Today came news that US life expectancy is continuing to decline, owing to drug overdoses and suicides. The sensate order is coming apart under the condemnation of being forced to create the Self and ultimate meaning on our own. We are not made for this terrible responsibility. The death of God (which, again, is to say the death of the meaningful cosmos) was a neutron bomb that exploded in our civilization, and gave most of us a kind of cancer, a sickness unto death.

We will see the coming of what James Poulos calls the “Pink Police State.” People will be happy to give up their political liberties in exchange for guarantees of sexual freedom. China’s “social credit system” will become an effective model for the Controllers, and the surveillance state (the mechanisms of which already exist in the West) will be deployed against dissenters. As the older liberals die off, the rising Jacobin generation will fight for this, calling it social justice.

This is part of why I contend that faithful Christians have to take the Benedict Option: we have to hold on through the turmoil ahead — even persecution, if it comes to it (and I think it will).

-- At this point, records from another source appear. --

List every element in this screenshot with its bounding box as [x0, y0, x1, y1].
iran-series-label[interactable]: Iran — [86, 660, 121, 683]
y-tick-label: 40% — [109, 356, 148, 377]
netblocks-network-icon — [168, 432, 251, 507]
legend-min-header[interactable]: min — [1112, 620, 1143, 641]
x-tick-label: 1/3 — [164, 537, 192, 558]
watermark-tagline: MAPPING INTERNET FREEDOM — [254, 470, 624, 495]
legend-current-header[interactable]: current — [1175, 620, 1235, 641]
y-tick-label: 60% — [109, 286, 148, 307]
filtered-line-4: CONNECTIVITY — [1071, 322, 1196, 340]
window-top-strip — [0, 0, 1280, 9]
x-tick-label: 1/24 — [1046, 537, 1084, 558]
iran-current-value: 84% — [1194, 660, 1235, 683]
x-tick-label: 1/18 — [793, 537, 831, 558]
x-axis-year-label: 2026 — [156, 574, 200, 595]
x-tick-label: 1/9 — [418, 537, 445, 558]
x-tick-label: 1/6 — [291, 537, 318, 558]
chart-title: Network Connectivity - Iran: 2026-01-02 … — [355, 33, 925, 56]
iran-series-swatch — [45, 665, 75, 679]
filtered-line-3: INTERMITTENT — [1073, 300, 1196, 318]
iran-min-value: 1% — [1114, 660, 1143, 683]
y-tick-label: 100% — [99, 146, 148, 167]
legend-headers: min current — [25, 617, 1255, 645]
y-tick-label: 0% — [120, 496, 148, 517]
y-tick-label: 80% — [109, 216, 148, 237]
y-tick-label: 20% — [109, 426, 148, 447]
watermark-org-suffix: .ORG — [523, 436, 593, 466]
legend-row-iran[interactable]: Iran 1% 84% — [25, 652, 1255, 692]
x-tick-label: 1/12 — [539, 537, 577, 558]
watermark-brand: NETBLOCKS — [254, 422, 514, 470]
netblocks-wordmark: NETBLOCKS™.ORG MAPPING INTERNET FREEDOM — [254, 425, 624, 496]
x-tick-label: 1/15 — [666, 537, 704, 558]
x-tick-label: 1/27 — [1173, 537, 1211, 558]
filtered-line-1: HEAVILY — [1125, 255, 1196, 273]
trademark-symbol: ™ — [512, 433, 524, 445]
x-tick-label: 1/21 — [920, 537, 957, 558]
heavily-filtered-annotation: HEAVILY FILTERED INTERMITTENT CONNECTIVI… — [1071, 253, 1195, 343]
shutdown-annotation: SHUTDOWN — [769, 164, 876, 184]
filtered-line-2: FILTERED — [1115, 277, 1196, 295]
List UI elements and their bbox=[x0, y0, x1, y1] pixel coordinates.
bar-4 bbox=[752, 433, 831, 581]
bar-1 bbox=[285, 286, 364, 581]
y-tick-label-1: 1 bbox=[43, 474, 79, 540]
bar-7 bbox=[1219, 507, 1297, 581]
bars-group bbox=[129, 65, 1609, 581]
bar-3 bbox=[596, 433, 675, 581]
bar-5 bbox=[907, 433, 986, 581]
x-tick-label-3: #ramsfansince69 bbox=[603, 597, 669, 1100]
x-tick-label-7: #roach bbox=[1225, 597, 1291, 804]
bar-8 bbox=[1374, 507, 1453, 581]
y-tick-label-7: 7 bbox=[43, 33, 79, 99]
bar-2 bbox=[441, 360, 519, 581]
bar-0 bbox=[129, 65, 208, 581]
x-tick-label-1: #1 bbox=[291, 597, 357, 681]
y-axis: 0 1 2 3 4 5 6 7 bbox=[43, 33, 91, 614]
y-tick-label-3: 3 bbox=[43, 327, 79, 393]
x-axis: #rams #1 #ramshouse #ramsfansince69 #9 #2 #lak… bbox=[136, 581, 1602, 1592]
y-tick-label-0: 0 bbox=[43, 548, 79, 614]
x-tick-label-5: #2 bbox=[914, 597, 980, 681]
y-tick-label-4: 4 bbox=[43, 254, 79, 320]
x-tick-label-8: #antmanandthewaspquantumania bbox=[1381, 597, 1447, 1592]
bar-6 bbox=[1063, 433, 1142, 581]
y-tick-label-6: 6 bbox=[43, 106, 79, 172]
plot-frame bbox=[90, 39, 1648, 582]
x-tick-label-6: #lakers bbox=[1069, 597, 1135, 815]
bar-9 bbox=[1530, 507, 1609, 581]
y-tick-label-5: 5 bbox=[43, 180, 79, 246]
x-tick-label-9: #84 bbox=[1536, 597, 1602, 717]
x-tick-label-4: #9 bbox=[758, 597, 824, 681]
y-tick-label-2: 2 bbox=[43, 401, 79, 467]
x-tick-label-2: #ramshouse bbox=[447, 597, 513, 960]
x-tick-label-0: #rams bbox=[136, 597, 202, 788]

I don’t believe that anyone alive today will be around to see the birth of the new, post-Sensate order. Sorokin was convinced that it would eventually arise — he called it Ideational, which is to say, a social order that places primacy on the spiritual and ideal. (Read more about Sorokin’s thought here and especially here.) The chief task of the spiritually and philosophically mature today is to preserve what we have through the long crisis ahead, so that it will be there as seeds of rebirth.

The main point of this post: We are turning our society into a Huxleyan dystopia (see Michel Houellebecq’s work) because we cannot bear the weight of a meaningless cosmos, and the responsibility that man must carry by himself in such a cosmos.

Discuss.

UPDATE: The reader who blogs as Secular Transhumanist writes:

I think you vastly under-estimate what is coming for you.

You are in a position analogous to the Pagans of the Roman Empire as Christianity began to dominate. You’re not just going to see turmoil or persecution. You are witnessing the extinction of your world-view by an overwhelmingly more persuasive ideology.

Social Justice (or, likely, some totalitarian permutation thereof) is going to overwhelm what little remains of Christianity and, for that matter, the western liberal democratic tradition (with small l’s and d’s quite intentional). Like a modern-day Constantine, Alexandria Ocasio-Cortez (or someone of her ilk) is coming, and “in this sign [they] will conquer.”

Some sort of sub rosa maintenance of your Christian values and world view will simply not be possible in the long term, any more than the worshipers of Zeus could function as Rome became more and more overtly Christianized. When all the apparatus of the modern techno-information state is applied against you (and more importantly your children), nothing will be able to withstand such pressure. And it needn’t be camps and gulags. In fact, it almost certainly won’t be so over. It’ll be something far more insidious, subtle, and effective. A constant pressure, an inevitable squeezing, making life more and more difficult, more and more impossible, unless one stops offering pinches of incense to the old gods, and embraces the new.

Persecution? You will beg for something as sweet as persecution.